Capital can be something wonderful.
When used sensibly, capital is practically self-increasing; it's like the gold-ass from the fairy tale. For those who have accumulated enough of it, it could be the salvation, at least from unpleasant work and economic worries. Adam, as the seer Hildegard von Bingen wrote 800 years ago, lived in paradise on his property. He "shone" and had great knowledge of all things and beings. And he only had this knowledge – which sounds amazing at first – because he wasn't working at all! A seer from the Middle Ages may not be an argument in today's discussion, but if we pause for a moment to examine why we are working, then it seems logical: Isn't it ultimately the goal of all economic activity, research and work to make life easier and to eventually overcome the need to work? To subsequently subsist on our property in inner peace with the knowledge of (and respect for) all beings and things? In any case, the term "working class" does not appear in Hildegard's exhibition of paradise. But the term property does, and her writings clearly express a mutual love relationship.

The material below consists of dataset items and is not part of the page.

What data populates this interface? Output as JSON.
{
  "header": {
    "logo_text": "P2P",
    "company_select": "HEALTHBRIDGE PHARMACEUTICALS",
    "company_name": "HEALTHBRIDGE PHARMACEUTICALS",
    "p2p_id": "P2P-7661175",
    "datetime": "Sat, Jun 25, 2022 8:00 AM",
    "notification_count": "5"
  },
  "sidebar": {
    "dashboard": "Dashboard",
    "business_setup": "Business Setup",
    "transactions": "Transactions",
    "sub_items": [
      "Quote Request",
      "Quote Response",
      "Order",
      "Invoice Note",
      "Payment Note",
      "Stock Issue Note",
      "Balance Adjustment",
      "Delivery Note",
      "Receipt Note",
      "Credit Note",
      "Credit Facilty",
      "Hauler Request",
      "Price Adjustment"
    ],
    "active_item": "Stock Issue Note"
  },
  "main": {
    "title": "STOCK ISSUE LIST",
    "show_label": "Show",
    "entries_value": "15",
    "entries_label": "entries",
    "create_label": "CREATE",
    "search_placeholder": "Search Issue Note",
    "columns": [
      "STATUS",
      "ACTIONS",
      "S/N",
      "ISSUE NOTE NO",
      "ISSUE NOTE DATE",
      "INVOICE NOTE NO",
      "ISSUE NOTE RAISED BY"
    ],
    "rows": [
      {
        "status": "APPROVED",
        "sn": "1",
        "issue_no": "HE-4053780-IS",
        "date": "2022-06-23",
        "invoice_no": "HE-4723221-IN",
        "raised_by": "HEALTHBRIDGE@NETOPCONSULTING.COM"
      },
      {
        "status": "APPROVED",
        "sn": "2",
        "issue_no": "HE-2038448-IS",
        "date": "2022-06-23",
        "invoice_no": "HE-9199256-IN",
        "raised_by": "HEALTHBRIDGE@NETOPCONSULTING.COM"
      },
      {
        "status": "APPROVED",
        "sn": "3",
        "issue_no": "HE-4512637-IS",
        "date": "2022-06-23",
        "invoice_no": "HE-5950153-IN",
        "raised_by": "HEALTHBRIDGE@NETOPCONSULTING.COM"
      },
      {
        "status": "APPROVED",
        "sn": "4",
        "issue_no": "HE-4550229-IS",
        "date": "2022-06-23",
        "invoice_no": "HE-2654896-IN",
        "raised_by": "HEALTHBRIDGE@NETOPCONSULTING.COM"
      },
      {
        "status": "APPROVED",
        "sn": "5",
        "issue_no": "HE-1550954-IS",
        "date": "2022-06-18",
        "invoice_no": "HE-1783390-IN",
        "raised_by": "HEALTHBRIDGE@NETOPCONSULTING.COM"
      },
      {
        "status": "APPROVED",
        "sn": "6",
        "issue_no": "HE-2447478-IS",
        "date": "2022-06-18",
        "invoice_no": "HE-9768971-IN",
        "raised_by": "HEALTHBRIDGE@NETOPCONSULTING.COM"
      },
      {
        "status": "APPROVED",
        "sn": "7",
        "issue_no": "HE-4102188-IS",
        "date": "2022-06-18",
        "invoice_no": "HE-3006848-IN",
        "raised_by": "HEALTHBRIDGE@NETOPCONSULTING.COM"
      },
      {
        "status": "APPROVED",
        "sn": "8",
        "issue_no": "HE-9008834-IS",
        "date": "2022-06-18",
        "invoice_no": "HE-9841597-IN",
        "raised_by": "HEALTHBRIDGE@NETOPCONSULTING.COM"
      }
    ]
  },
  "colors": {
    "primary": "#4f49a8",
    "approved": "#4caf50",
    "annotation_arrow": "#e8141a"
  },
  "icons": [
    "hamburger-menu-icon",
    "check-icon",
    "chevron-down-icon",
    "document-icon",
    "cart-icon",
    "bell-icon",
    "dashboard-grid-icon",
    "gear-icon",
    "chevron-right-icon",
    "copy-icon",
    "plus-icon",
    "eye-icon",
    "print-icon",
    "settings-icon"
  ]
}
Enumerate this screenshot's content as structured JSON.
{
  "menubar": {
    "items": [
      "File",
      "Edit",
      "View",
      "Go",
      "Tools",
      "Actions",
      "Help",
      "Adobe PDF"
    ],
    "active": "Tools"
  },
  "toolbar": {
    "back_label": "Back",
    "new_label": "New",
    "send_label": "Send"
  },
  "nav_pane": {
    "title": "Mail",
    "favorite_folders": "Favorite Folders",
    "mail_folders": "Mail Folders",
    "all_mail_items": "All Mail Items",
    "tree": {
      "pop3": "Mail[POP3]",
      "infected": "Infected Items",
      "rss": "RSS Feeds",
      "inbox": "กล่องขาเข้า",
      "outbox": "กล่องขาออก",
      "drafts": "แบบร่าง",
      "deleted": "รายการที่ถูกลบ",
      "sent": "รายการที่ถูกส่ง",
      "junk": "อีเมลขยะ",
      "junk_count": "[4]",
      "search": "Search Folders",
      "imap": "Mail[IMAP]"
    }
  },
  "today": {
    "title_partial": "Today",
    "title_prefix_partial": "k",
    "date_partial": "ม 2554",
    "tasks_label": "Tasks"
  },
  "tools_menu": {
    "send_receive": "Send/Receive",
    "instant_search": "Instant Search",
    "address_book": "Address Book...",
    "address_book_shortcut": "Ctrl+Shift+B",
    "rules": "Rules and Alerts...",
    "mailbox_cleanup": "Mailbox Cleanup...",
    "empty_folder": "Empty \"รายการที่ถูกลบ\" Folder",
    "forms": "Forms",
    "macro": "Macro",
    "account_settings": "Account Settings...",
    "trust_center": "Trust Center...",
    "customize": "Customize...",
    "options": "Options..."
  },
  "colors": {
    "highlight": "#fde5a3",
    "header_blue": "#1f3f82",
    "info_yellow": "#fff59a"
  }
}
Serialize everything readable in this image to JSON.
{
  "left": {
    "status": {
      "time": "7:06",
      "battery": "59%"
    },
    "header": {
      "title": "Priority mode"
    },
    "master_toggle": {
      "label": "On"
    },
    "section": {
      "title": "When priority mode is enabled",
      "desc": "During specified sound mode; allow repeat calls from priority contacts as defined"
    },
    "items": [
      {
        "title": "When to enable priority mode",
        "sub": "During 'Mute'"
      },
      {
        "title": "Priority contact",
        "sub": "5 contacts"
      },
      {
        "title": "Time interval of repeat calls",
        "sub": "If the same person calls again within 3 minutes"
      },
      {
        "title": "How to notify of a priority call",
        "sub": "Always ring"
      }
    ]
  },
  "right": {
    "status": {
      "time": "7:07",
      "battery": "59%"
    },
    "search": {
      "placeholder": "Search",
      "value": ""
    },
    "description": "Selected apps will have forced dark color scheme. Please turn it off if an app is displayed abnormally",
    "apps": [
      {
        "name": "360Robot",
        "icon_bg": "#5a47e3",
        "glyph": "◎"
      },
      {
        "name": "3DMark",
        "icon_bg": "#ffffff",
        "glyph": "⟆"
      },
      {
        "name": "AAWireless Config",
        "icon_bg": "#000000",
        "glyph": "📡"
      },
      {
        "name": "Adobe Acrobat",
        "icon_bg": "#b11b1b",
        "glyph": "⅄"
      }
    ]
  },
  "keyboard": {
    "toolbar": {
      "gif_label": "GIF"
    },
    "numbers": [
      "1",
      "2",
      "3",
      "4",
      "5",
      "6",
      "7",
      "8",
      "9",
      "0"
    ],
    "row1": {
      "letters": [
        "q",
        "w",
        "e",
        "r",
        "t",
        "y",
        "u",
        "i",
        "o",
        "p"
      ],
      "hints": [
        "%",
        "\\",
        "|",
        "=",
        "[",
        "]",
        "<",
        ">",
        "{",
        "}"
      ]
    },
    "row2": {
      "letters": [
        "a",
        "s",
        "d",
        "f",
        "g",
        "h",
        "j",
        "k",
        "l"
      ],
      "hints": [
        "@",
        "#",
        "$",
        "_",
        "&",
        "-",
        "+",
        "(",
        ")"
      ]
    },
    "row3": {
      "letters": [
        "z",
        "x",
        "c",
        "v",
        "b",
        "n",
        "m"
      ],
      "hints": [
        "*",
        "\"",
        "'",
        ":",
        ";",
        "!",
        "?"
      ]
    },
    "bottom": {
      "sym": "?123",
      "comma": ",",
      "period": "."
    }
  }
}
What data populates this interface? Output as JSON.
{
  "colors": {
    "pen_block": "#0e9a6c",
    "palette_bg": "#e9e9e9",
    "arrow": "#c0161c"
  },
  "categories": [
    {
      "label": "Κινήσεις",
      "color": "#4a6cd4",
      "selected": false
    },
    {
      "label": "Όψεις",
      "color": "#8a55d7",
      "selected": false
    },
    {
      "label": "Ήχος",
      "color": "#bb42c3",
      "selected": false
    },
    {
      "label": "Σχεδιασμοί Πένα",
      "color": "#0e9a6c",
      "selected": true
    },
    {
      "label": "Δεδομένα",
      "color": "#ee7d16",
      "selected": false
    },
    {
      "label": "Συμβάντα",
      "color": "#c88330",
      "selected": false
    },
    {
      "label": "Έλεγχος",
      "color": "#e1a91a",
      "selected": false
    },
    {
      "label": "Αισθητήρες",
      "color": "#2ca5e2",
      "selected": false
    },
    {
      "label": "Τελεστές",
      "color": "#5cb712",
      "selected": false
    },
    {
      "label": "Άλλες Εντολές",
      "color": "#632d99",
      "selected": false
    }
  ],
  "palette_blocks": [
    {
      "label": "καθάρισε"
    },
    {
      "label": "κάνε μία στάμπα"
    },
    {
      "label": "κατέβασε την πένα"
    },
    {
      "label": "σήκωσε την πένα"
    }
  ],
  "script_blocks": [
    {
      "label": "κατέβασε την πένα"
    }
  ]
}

However, today's paradise of capitalism has at least one serious flaw. Few are getting richer, while most in the developed countries are getting poorer, even if they haven't all realized this. The current concentration of wealth on the few is barely inferior to the concentration of power in feudal times. At a certain level of concentration, there is not much to be seen of great knowledge and respect for things and beings, and a mutual love relationship between owner and property. From a global perspective, inequality is even greater than in Germany, resulting in capitalism becoming a life-threatening, even fatal catastrophe for many people. A paradise in which not all residents are "Paradisians" is yet an inner contradiction. It is not one to anyone, there is no doubt about it.
Capital accumulates most easily at those who already have it, that is what interest does. It is also hardly avoidable and makes sense because it is the price and thus the control for the capital employed. What capital does, and almost without interest, can currently be observed – as an example – in real estate prices. The interest rate is not fundamentally reprehensible either. Ideally, interest is what my property, including my capital, gives back to me for my attention and care. The owner who has acquired capital through useful work and skilful management is usually not the problem either. On the contrary: Anyone who accumulates capital in order to do something bigger with it and to live on it in old age is more of a blessing for the economy. The real problems that capitalism poses to society arise when the accumulation of the same capital stock continues over generations. That is, when the descendants of a family clan with inherited fortune that they have not earned themselves are given a huge lead over their fellow beings. Precisely, the real problem arises when the market doesn't work because the starting and participation conditions in the market are brutally different for people.